As is clear from the above embodiments, according to the present invention, unreacted desulfurized material can be recovered from the used desulfurized material discharged from the boiler and reused. Therefore, according to the present invention, it is possible to reduce the amount of waste of boiler discharge dust.

In particular, according to the present invention , a desulfurized material having a large particle size and a large particle strength can be manufactured. According to the method of claim 4 , a reduction in the amount of carbon dioxide emitted to the atmosphere can be expected. According to the method of claim 5 , the surface hardness of the particles can be increased.

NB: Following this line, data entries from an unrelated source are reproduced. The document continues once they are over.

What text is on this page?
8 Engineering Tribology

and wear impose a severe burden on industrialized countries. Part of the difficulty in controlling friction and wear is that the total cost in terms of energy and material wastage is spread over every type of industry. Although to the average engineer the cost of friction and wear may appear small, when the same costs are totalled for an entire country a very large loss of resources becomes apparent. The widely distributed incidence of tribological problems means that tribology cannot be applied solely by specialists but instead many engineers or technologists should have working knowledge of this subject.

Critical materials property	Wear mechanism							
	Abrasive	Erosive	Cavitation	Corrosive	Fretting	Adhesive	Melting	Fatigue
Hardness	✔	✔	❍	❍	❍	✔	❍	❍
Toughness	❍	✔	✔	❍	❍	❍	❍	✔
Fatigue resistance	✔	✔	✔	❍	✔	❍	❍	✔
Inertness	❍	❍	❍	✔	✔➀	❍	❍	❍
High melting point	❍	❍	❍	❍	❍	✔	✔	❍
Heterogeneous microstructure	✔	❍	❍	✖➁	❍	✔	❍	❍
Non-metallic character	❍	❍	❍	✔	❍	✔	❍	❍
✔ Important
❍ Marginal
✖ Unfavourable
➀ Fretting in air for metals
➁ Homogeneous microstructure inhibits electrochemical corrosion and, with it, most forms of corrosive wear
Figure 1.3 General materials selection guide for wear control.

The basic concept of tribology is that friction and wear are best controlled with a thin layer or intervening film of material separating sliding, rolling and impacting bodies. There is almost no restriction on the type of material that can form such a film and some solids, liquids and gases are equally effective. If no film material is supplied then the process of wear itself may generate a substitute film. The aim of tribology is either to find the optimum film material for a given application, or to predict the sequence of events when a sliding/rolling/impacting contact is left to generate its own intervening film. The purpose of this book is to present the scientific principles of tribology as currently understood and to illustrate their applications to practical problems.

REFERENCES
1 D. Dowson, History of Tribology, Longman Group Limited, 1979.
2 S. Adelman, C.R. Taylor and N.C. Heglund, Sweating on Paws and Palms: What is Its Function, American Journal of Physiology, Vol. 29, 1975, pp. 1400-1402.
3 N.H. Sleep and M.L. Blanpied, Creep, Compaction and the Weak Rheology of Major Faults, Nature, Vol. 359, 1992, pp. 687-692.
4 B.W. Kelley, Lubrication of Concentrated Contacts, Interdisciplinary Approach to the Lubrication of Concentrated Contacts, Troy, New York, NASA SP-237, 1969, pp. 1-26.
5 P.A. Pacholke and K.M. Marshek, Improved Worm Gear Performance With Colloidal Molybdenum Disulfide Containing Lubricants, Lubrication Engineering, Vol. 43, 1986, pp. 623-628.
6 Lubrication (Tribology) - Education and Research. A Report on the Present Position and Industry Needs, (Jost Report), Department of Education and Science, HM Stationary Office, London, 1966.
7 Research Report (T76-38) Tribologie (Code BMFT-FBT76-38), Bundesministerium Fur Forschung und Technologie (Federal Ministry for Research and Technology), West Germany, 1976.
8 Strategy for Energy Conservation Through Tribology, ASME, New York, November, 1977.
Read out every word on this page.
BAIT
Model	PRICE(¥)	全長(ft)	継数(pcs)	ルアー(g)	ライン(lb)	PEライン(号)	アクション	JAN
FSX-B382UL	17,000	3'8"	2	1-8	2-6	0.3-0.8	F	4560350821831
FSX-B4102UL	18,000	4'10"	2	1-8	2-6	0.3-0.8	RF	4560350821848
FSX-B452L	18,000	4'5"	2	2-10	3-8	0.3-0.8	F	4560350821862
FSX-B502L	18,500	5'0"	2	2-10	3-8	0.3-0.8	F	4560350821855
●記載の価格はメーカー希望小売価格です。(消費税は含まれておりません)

────────────────────────────────────────────────── ─── Continuation of front page (51) Int.Cl. ⁷ Identification code FI B09B 3/00 301 B01D 53/34 124Z C01F 11/02 F23J 15/00 B F23J 15/00 (56) -271613 (JP, A) JP-A-3-89916 (JP, A) JP-A-3-242226 (JP, A) JP-A-61-18422 (JP, A) JP-A-48-18164 (JP, A) JP-A-2-194836 (JP, A) (58) Fields investigated (Int. Cl. ⁷ , DB name) B01J 20/00-20/34 B01D 53/34

Claims (6)

(57) [Claims] 1. A lime-based particles and classified the collection of the exhaust gas dust collector of the boiler to be blown into the furnace, in the method for producing a desulfurizing material to the coarse fraction is recovered desulfurizing material, obtained by classification The above coarse particles were sculpted
Then, it is classified again, and the coarse particles obtained by this classification again
A method for producing a desulfurized material, wherein the desulfurized material is recovered and digested and granulated to obtain a desulfurized material comprising large-diameter particles, wherein granulation is performed by adding cement and / or slag powder during granulation. Method for producing desulfurized material. 2. A lime particles are classified matter trapped in the exhaust gas dust collector of the boiler to be blown into the furnace, in the method for producing a desulfurizing material to the coarse fraction is recovered desulfurizing material, obtained by classification The above coarse particles were sculpted
Then, it is classified again, and the coarse particles obtained by this classification again
A method for producing a desulfurizing material, wherein the desulfurizing material is recovered, digested and granulated to obtain a desulfurizing material comprising large-diameter particles, wherein water glass is used as a binder at the time of granulation. 3. A desulfurization method according to claim 1, wherein the lime-based particles are blown into a furnace, and the collected matter of an exhaust gas dust collector of a boiler is classified, and the coarse particles are collected to produce a desulfurization material. A method for producing a desulfurized material which digests and granulates the material to obtain a desulfurized material comprising large-diameter particles, wherein the method comprises the step of granulating by adding coal powder during granulation. . 4. The method according to claim 3, wherein the coarse fraction obtained by the classification is subjected to scalping treatment, then classified again, and the coarse fraction obtained by the second classification is recovered, digested and granulated. A method for producing a desulfurizing material. 5. The method for producing a desulfurized material according to claim 1, wherein the granulated material is dried to increase its strength. 6. The method for producing a desulfurized material according to claim 5, wherein boiler exhaust gas after dust collection is used for drying the granulated material.